Shang-chi e la leggenda dei dieci anelli

 

Shang-chi e la leggenda dei dieci anelli è un racconto di formazione che viaggia attraverso due universi culturali agli antipodi, ma raccontati secondo una struttura generalmente americana, specificatamente marveliana. Ce lo dice il primo atto, preludio che è già tanto MCU (oggettistica magica, solita panoramica contestuale, magnificenza visiva, riferimenti spaziali e la neo scoperta concentrazione sul villain), in cui si può ammirare la prima delle bellissime scene di combattimento, questa in stile wuxia, in cui ci viene realmente presentato Wenwu (sempre splendido Tony Leung), dopo i primi minuti in cui non è nulla più che una figurina da collezione.

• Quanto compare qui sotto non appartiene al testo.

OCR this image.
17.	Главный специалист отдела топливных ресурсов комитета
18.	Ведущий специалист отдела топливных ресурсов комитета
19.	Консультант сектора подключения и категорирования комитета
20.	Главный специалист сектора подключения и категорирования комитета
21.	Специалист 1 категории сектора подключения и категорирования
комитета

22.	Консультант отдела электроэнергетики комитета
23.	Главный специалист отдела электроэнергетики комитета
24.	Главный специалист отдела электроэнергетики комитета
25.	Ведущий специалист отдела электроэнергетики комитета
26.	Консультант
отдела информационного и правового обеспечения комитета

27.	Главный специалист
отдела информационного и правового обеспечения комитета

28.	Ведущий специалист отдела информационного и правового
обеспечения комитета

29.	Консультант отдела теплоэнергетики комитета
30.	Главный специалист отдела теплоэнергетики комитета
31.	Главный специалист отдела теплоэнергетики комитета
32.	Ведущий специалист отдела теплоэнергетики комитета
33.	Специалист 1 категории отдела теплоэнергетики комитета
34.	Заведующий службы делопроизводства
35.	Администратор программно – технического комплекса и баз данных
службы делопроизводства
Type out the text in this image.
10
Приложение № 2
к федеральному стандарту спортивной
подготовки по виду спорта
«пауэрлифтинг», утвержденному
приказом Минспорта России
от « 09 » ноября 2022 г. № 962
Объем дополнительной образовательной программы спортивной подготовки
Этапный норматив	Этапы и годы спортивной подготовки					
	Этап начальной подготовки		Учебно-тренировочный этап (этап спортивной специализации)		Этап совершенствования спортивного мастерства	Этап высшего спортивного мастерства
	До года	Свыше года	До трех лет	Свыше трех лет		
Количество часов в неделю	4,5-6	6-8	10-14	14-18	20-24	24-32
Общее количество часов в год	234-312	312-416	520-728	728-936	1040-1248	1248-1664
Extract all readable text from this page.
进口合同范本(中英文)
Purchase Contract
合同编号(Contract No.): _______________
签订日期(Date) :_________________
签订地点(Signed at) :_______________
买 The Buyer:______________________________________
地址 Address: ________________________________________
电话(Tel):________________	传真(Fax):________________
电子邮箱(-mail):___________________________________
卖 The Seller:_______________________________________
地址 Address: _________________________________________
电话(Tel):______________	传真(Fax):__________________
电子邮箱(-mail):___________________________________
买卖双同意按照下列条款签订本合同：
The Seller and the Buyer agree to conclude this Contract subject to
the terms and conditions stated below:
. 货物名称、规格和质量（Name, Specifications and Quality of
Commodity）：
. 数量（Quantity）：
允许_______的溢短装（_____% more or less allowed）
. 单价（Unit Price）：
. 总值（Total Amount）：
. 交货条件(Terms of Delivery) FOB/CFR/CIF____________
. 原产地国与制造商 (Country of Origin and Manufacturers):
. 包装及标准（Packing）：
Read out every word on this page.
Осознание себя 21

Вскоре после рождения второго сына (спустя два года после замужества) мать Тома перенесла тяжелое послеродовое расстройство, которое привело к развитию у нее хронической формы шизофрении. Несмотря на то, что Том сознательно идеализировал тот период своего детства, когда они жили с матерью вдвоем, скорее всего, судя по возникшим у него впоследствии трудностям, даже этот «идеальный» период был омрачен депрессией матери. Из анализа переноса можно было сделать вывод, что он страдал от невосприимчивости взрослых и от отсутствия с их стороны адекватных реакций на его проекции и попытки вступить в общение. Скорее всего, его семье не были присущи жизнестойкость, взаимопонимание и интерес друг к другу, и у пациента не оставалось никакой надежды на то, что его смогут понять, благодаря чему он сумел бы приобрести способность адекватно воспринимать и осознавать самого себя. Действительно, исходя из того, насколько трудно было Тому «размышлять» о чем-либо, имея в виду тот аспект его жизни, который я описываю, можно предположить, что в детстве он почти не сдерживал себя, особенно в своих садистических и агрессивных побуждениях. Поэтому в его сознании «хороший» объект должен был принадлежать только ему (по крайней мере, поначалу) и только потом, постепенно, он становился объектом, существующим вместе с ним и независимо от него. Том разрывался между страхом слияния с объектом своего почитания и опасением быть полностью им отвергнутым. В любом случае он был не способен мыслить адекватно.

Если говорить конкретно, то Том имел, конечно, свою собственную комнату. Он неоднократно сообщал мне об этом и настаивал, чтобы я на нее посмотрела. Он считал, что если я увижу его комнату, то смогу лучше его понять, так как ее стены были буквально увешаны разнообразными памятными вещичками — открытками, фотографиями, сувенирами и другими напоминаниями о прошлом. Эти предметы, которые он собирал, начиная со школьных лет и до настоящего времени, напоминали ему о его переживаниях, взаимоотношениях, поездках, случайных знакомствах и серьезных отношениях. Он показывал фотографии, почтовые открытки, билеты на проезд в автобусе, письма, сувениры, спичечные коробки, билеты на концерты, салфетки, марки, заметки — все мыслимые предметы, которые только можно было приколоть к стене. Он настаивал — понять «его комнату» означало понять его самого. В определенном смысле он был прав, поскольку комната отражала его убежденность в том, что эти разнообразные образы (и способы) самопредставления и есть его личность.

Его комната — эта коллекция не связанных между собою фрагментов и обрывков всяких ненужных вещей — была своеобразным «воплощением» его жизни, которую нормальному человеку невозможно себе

Da lì si passa direttamente dall’altra parte del mondo, San Francisco. Qui conosciamo Sean (Liu) e la sua amica Katy (una Awkafina assolutamente a proprio agio), quest’ultima alle prese con una famiglia che la incita costantemente a cercare di trovare la propria strada e esprimere se stessa. Tematica portante dell’intera pellicola.

I due sono amici, si divertono e vivono un’esistenza più o meno serena, fino a quando dei misteriosi individui aggrediscono Sean su un bus, dando vita alla seconda grandiosa sequenza di arti marziali e rivelando la vera identità del ragazzo. Adesso si torna in Asia, a Macao, per la terza, ancora magnifica, scena d’azione (visivamente appagante il poter assistere ad una sequenza quasi totalmente orizzontale e poi godere di una verticale, scelta intelligente, ambiziosa e riuscita). Si, sono probabilmente la parte migliore del film: girate splendidamente e coreografate ancora meglio, non per nulla nel cast tecnico ci sono degli uomini di sua maestà Jackie Chan. Ultimo atto prima che la pellicola sciolga definitivamente gli indugi e riveli la sua direzione.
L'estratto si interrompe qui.